Words matter. There is value in naming things and actions for what they are. The United Nations, in its resolution 1566 in October of 2004 defined terrorism as  “criminal acts, including against civilians, committed with the intent to cause death or serious bodily injury, or taking of hostages, with the purpose to provoke a state of terror in the general public or a group of persons or particular persons, intimidate a population or compel a government or an international organization to do or to abstain from doing any act.” By this definition, it is easy to condemn the violence that Hamas perpetrated on the 7th of October as terrorism. There is no argument or equivocation on that.  

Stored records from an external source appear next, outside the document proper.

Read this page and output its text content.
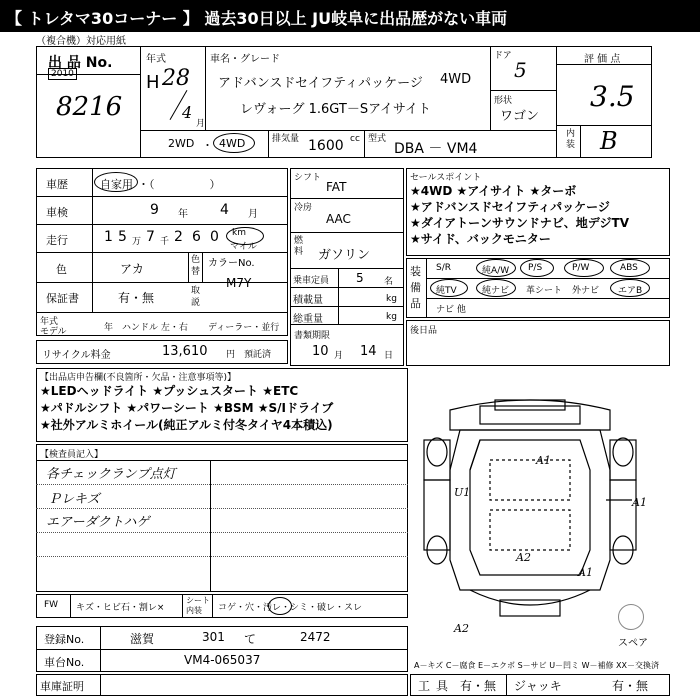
【 トレタマ30コーナー 】 過去30日以上 JU岐阜に出品歴がない車両
（複合機）対応用紙
出 品 No.
2010
8216
年式
H 28
4
月
車名・グレード
アドバンスドセイフティパッケージ 4WD
レヴォーグ 1.6GT－Sアイサイト
ドア
5
形状
ワゴン
評 価 点
3.5
内装 B
2WD ・ 4WD	排気量 1600 cc 型式
DBA － VM4
車歴	自家用 ・（　　　　　）
車検	9 年 4 月
走行	1 5 万 7 千 2 6 0 km
マイル
色	アカ
色替
カラーNo.
保証書	有・無	取説
M7Y
年式
モデル	年 ハンドル 左・右 ディーラー・並行
リサイクル料金	13,610 円 預託済
シフト
FAT
冷房
AAC
燃料 ガソリン
乗車定員 5 名
積載量	kg
総重量	kg
書類期限
10 月 14 日
セールスポイント
★4WD ★アイサイト ★ターボ
★アドバンスドセイフティパッケージ
★ダイアトーンサウンドナビ、地デジTV
★サイド、バックモニター
装備品
S/R	純A/W P/S	P/W	ABS
純TV	純ナビ 革シート 外ナビ エアB
ナビ 他
後日品
【出品店申告欄(不良箇所・欠品・注意事項等)】
★LEDヘッドライト ★プッシュスタート ★ETC
★パドルシフト ★パワーシート ★BSM ★S/Iドライブ
★社外アルミホイール(純正アルミ付冬タイヤ4本積込)
【検査員記入】
各チェックランプ点灯
Ｐレキズ
エアーダクトハゲ
FW キズ・ヒビ石・割レ×
シート内装	コゲ・穴・汚レ・シミ・破レ・スレ
A1
U1
A1
A2
A1
A2
スペア
登録No.	滋賀	301 て	2472
車台No.	VM4-065037	A－キズ C－腐食 E－エクボ S－サビ U－凹ミ W－補修 XX－交換済
車庫証明	工具 有・無 ジャッキ	有・無
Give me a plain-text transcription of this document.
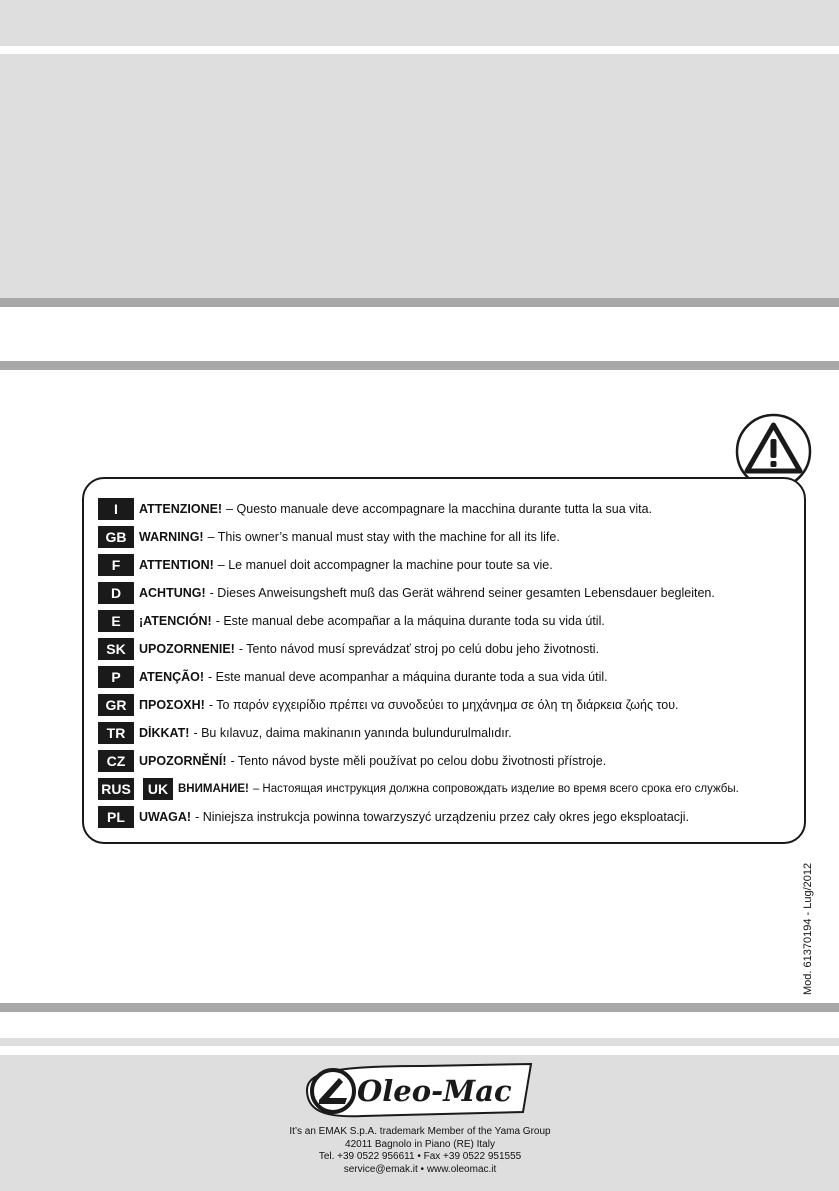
I	ATTENZIONE! – Questo manuale deve accompagnare la macchina durante tutta la sua vita.
GB	WARNING! – This owner’s manual must stay with the machine for all its life.
F	ATTENTION! – Le manuel doit accompagner la machine pour toute sa vie.
D	ACHTUNG! - Dieses Anweisungsheft muß das Gerät während seiner gesamten Lebensdauer begleiten.
E	¡ATENCIÓN! - Este manual debe acompañar a la máquina durante toda su vida útil.
SK	UPOZORNENIE! - Tento návod musí sprevádzať stroj po celú dobu jeho životnosti.
P	ATENÇÃO! - Este manual deve acompanhar a máquina durante toda a sua vida útil.
GR	ΠΡΟΣΟΧΗ! - Το παρόν εγχειρίδιο πρέπει να συνοδεύει το μηχάνημα σε όλη τη διάρκεια ζωής του.
TR	DİKKAT! - Bu kılavuz, daima makinanın yanında bulundurulmalıdır.
CZ	UPOZORNĚNÍ! - Tento návod byste měli používat po celou dobu životnosti přístroje.
RUS	UK ВНИМАНИЕ! – Настоящая инструкция должна сопровождать изделие во время всего срока его службы.
PL	UWAGA! - Niniejsza instrukcja powinna towarzyszyć urządzeniu przez cały okres jego eksploatacji.
Mod. 61370194 - Lug/2012
Oleo-Mac
It’s an EMAK S.p.A. trademark Member of the Yama Group
42011 Bagnolo in Piano (RE) Italy
Tel. +39 0522 956611 • Fax +39 0522 951555
service@emak.it • www.oleomac.it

What we seem to be having a harder time condemning is the preceding acts of detention and persecution of Palestinian people by the Israeli government. By some estimates, there are upwards of 7,000 Palestinians being held in Israeli prisons, many without being charged or afforded any legal recourse. Is that forcible extraction and detention, with the effect of “provoking a state of terror” in the Palestinian people also not an act of terrorism? Is it not terrorism simply because it is sanctioned by the State of Israel? What about the damage to infrastructure and Israeli bombing campaigns that have caused the “death or serious bodily injury” of Palestinians? Is that terrorism of a different order and magnitude? Is the justification that the Israeli military action is retaliatory sufficient to ignore the sheer magnitude of death and destruction? How do we make sense of the mass detention of Palestinian civilians preceding the events of October 7th without justifying or explaining the heinous acts of terrorism that took place?   

In its 1948 Convention on the Prevention of Genocide, the United Nations advanced a definition of genocide as a series of acts “committed with the intent to destroy a national, ethnic, racial or religious group, in whole or in part.” Hamas’s stated goal of eliminating the state of Israel and all consequent criminal acts that follow fall within its definition. The government of Israel’s stated goal of eliminating Hamas is not genocide because the definition explicitly excludes political groups (which Hamas is). But at what point does the stated intent of the Israeli Government become irrelevant when the impact of its campaign is genocidal even if it isn’t, by some definition, a genocide?  

We can and should love the Israeli people who have endured one of the worst tragedies in human history. We can and should love the Palestinian people who have been living under apartheid conditions in Gaza and the West Bank. We can and should be critical of Israeli and U.S. policy toward the ongoing war and be critical of Hamas’s terroristic activities. Silencing these critical voices as anti-Semitic or anti-Islamic only limits our ability to engage in meaningful and transformative policy building. The continuation of violence only breeds more hurt and consequently more hate. There is no pathway to prosperity for Israeli people or Palestinian people that doesn’t include the ability of people in Gaza or the West Bank to live with dignity. There is no pathway to peace for Israeli or Palestinian people that doesn’t preserve the safety and security of the Jewish people.     

Words matter… perhaps more so for us. For the Israeli and Palestinian people who are missing their family, friends, and loved ones at the dinner table, words matter less. What they are left with is shattered lives drowning in the darkness of despair. The least we owe them is a nuanced consideration of their histories and a commitment to recognize their humanity.